Home / Berita / Nasional / Buwas Ancam Pengusaha Hiburan Malam

Buwas Ancam Pengusaha Hiburan Malam

Kepala Badan Narkotika Nasional (BNN) Komisaris Jenderal Budi Waseso (cnninsonesia.com)
Kepala Badan Narkotika Nasional (BNN) Komisaris Jenderal Budi Waseso (cnninsonesia.com)

dakwatuna.com – Jakarta.  Kepala Badan Narkotika Nasional (BNN) Komisaris Jenderal Budi Waseso mengatakan ada keterkaitan antara pengedar narkotika, pengguna narkotika dan dunia malam. Sehingga ia berjanji akan menindak tegas dengan memidanakan pengusaha hiburan malam jika terbukti adanya peredaran narkotika dalam tempat usahanya.

Menjelang perayaan tahun baru, ia mengakui akan adanya peningkatan konsumsi narkotika.
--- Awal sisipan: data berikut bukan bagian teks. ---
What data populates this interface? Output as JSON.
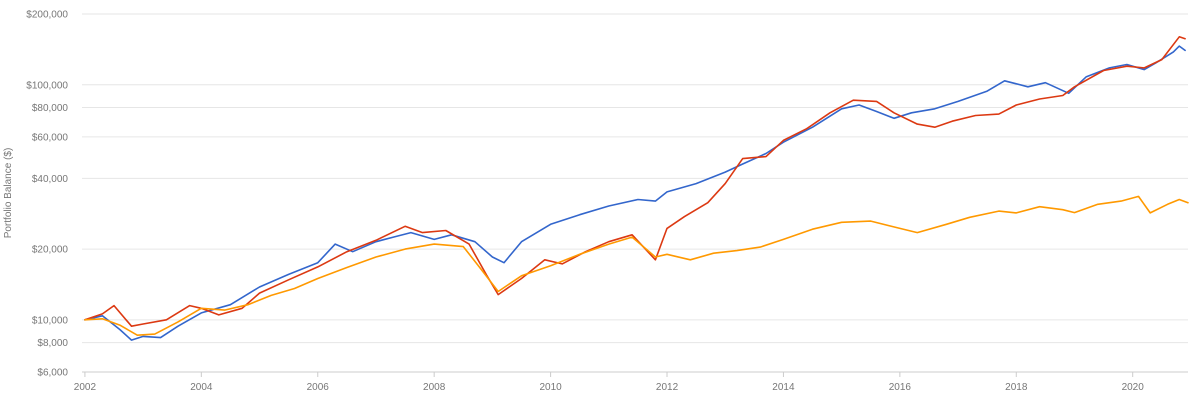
{
  "chart_data": {
    "type": "line",
    "title": "",
    "xlabel": "",
    "ylabel": "Portfolio Balance ($)",
    "yscale": "log",
    "ylim": [
      6000,
      200000
    ],
    "xlim": [
      2001.95,
      2020.95
    ],
    "grid": true,
    "legend": "none",
    "y_ticks": [
      {
        "value": 6000,
        "label": "$6,000"
      },
      {
        "value": 8000,
        "label": "$8,000"
      },
      {
        "value": 10000,
        "label": "$10,000"
      },
      {
        "value": 20000,
        "label": "$20,000"
      },
      {
        "value": 40000,
        "label": "$40,000"
      },
      {
        "value": 60000,
        "label": "$60,000"
      },
      {
        "value": 80000,
        "label": "$80,000"
      },
      {
        "value": 100000,
        "label": "$100,000"
      },
      {
        "value": 200000,
        "label": "$200,000"
      }
    ],
    "x_ticks": [
      {
        "value": 2002,
        "label": "2002"
      },
      {
        "value": 2004,
        "label": "2004"
      },
      {
        "value": 2006,
        "label": "2006"
      },
      {
        "value": 2008,
        "label": "2008"
      },
      {
        "value": 2010,
        "label": "2010"
      },
      {
        "value": 2012,
        "label": "2012"
      },
      {
        "value": 2014,
        "label": "2014"
      },
      {
        "value": 2016,
        "label": "2016"
      },
      {
        "value": 2018,
        "label": "2018"
      },
      {
        "value": 2020,
        "label": "2020"
      }
    ],
    "series": [
      {
        "color": "#3366cc",
        "points": [
          [
            2002.0,
            10000
          ],
          [
            2002.3,
            10400
          ],
          [
            2002.6,
            9100
          ],
          [
            2002.8,
            8200
          ],
          [
            2003.0,
            8500
          ],
          [
            2003.3,
            8400
          ],
          [
            2003.6,
            9400
          ],
          [
            2004.0,
            10700
          ],
          [
            2004.5,
            11600
          ],
          [
            2005.0,
            13800
          ],
          [
            2005.5,
            15600
          ],
          [
            2006.0,
            17500
          ],
          [
            2006.3,
            21000
          ],
          [
            2006.6,
            19500
          ],
          [
            2007.0,
            21500
          ],
          [
            2007.3,
            22500
          ],
          [
            2007.6,
            23500
          ],
          [
            2008.0,
            22000
          ],
          [
            2008.3,
            23000
          ],
          [
            2008.7,
            21500
          ],
          [
            2009.0,
            18500
          ],
          [
            2009.2,
            17500
          ],
          [
            2009.5,
            21500
          ],
          [
            2010.0,
            25500
          ],
          [
            2010.5,
            28000
          ],
          [
            2011.0,
            30500
          ],
          [
            2011.5,
            32500
          ],
          [
            2011.8,
            32000
          ],
          [
            2012.0,
            35000
          ],
          [
            2012.5,
            38000
          ],
          [
            2013.0,
            42500
          ],
          [
            2013.3,
            46000
          ],
          [
            2013.7,
            51000
          ],
          [
            2014.0,
            57000
          ],
          [
            2014.5,
            66000
          ],
          [
            2015.0,
            79000
          ],
          [
            2015.3,
            82000
          ],
          [
            2015.6,
            77000
          ],
          [
            2015.9,
            72000
          ],
          [
            2016.2,
            76000
          ],
          [
            2016.6,
            79000
          ],
          [
            2017.0,
            85000
          ],
          [
            2017.5,
            94000
          ],
          [
            2017.8,
            104000
          ],
          [
            2018.2,
            98000
          ],
          [
            2018.5,
            102000
          ],
          [
            2018.9,
            92000
          ],
          [
            2019.2,
            108000
          ],
          [
            2019.6,
            118000
          ],
          [
            2019.9,
            122000
          ],
          [
            2020.2,
            116000
          ],
          [
            2020.4,
            124000
          ],
          [
            2020.7,
            138000
          ],
          [
            2020.8,
            146000
          ],
          [
            2020.9,
            140000
          ]
        ]
      },
      {
        "color": "#dc3912",
        "points": [
          [
            2002.0,
            10000
          ],
          [
            2002.3,
            10600
          ],
          [
            2002.5,
            11500
          ],
          [
            2002.8,
            9400
          ],
          [
            2003.0,
            9600
          ],
          [
            2003.4,
            10000
          ],
          [
            2003.8,
            11500
          ],
          [
            2004.0,
            11200
          ],
          [
            2004.3,
            10500
          ],
          [
            2004.7,
            11200
          ],
          [
            2005.0,
            13000
          ],
          [
            2005.5,
            14800
          ],
          [
            2006.0,
            16800
          ],
          [
            2006.5,
            19500
          ],
          [
            2007.0,
            21800
          ],
          [
            2007.5,
            25000
          ],
          [
            2007.8,
            23500
          ],
          [
            2008.2,
            24000
          ],
          [
            2008.6,
            21000
          ],
          [
            2008.9,
            15500
          ],
          [
            2009.1,
            12800
          ],
          [
            2009.5,
            15000
          ],
          [
            2009.9,
            18000
          ],
          [
            2010.2,
            17300
          ],
          [
            2010.6,
            19500
          ],
          [
            2011.0,
            21500
          ],
          [
            2011.4,
            23000
          ],
          [
            2011.8,
            18000
          ],
          [
            2012.0,
            24500
          ],
          [
            2012.3,
            27500
          ],
          [
            2012.7,
            31500
          ],
          [
            2013.0,
            38000
          ],
          [
            2013.3,
            48500
          ],
          [
            2013.7,
            49500
          ],
          [
            2014.0,
            58000
          ],
          [
            2014.4,
            65000
          ],
          [
            2014.8,
            76000
          ],
          [
            2015.2,
            86000
          ],
          [
            2015.6,
            85000
          ],
          [
            2015.9,
            76000
          ],
          [
            2016.3,
            68000
          ],
          [
            2016.6,
            66000
          ],
          [
            2016.9,
            70000
          ],
          [
            2017.3,
            74000
          ],
          [
            2017.7,
            75000
          ],
          [
            2018.0,
            82000
          ],
          [
            2018.4,
            87000
          ],
          [
            2018.8,
            90000
          ],
          [
            2019.0,
            98000
          ],
          [
            2019.5,
            115000
          ],
          [
            2019.9,
            120000
          ],
          [
            2020.2,
            118000
          ],
          [
            2020.5,
            128000
          ],
          [
            2020.8,
            160000
          ],
          [
            2020.9,
            157000
          ]
        ]
      },
      {
        "color": "#ff9900",
        "points": [
          [
            2002.0,
            10000
          ],
          [
            2002.3,
            10100
          ],
          [
            2002.6,
            9500
          ],
          [
            2002.9,
            8600
          ],
          [
            2003.2,
            8700
          ],
          [
            2003.6,
            9800
          ],
          [
            2004.0,
            11200
          ],
          [
            2004.4,
            11000
          ],
          [
            2004.8,
            11600
          ],
          [
            2005.2,
            12700
          ],
          [
            2005.6,
            13600
          ],
          [
            2006.0,
            15000
          ],
          [
            2006.5,
            16700
          ],
          [
            2007.0,
            18500
          ],
          [
            2007.5,
            20000
          ],
          [
            2008.0,
            21000
          ],
          [
            2008.5,
            20500
          ],
          [
            2008.8,
            16500
          ],
          [
            2009.1,
            13200
          ],
          [
            2009.5,
            15400
          ],
          [
            2010.0,
            17000
          ],
          [
            2010.5,
            19000
          ],
          [
            2011.0,
            21000
          ],
          [
            2011.4,
            22500
          ],
          [
            2011.8,
            18500
          ],
          [
            2012.0,
            19000
          ],
          [
            2012.4,
            18000
          ],
          [
            2012.8,
            19200
          ],
          [
            2013.2,
            19700
          ],
          [
            2013.6,
            20400
          ],
          [
            2014.0,
            22000
          ],
          [
            2014.5,
            24300
          ],
          [
            2015.0,
            26000
          ],
          [
            2015.5,
            26300
          ],
          [
            2016.0,
            24500
          ],
          [
            2016.3,
            23500
          ],
          [
            2016.8,
            25500
          ],
          [
            2017.2,
            27300
          ],
          [
            2017.7,
            29000
          ],
          [
            2018.0,
            28500
          ],
          [
            2018.4,
            30300
          ],
          [
            2018.8,
            29400
          ],
          [
            2019.0,
            28600
          ],
          [
            2019.4,
            31000
          ],
          [
            2019.8,
            32000
          ],
          [
            2020.1,
            33500
          ],
          [
            2020.3,
            28500
          ],
          [
            2020.6,
            31000
          ],
          [
            2020.8,
            32500
          ],
          [
            2020.95,
            31500
          ]
        ]
      }
    ]
  }
}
Ia berjanji memanggil pengusaha tempat hiburan malam di DKI Jakarta untuk memberikan pengarahan terkait penyelanggaraan pesta tahun baru.
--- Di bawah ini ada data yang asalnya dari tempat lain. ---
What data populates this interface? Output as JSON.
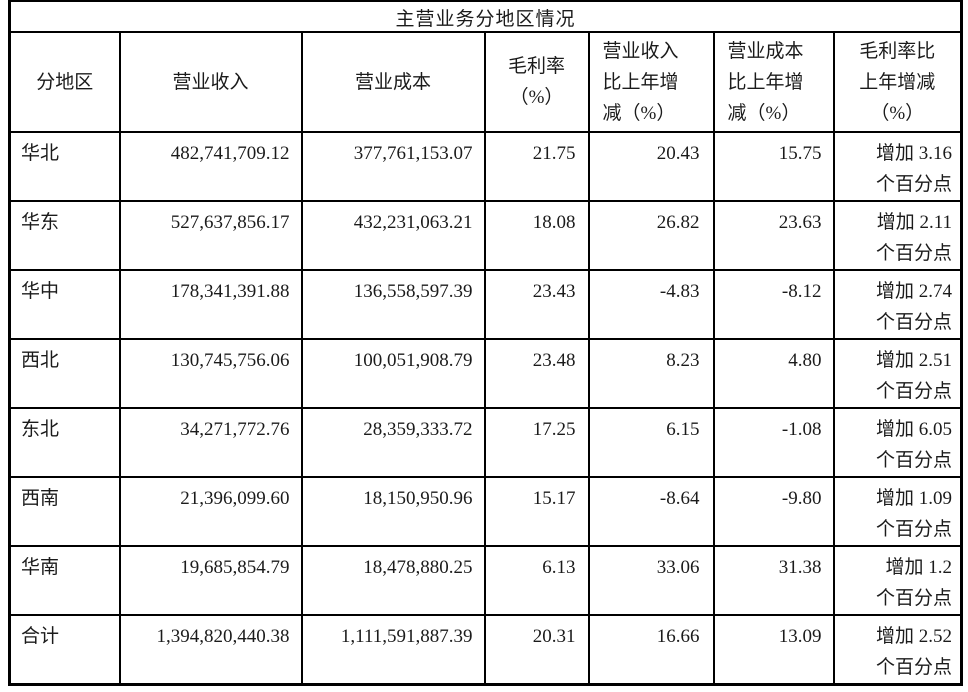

“Dalam waktu dekat kami akan panggil pengusaha tempat hiburan malam. Kami akan bangun komitmen dengan mereka,” ujar pria yang biasa disapa Buwas usai melakukan pemusnahan Sabu 164 kg di Kantor BNN pada Selasa, (14/12/15), sebagaimana dilansir republika.co.id

Buwas mengatakan usaha pencegahan paling awal bisa dimulai dari tempat hiburan malam. Tujuannya agar pengusaha hiburan malam memberi larangan ke setiap pengunjung. Dengan demikian, Buwas merasa bisa menurunkan angka peredaran dan penggunaan narkotika. Apalagi dunia hiburan malam amat berkaitan dengan peredaran narkotika.

“Nanti pak Ahok, ketua DPRD DKI Jakarta (Prasetyo Edi Marsudi) akan dihadirkan untuk membuat komitmen bersama seluruh pengusaha malam,” tegasnya.

Ia menekankan, jika komitmen tersebut dilanggar, maka akan ada sanksi bagi pengusaha tempat hiburan malam. Ia pun mengimbau supaya pesta boleh saja dilakukan asalkan tidak menggunakan narkotika.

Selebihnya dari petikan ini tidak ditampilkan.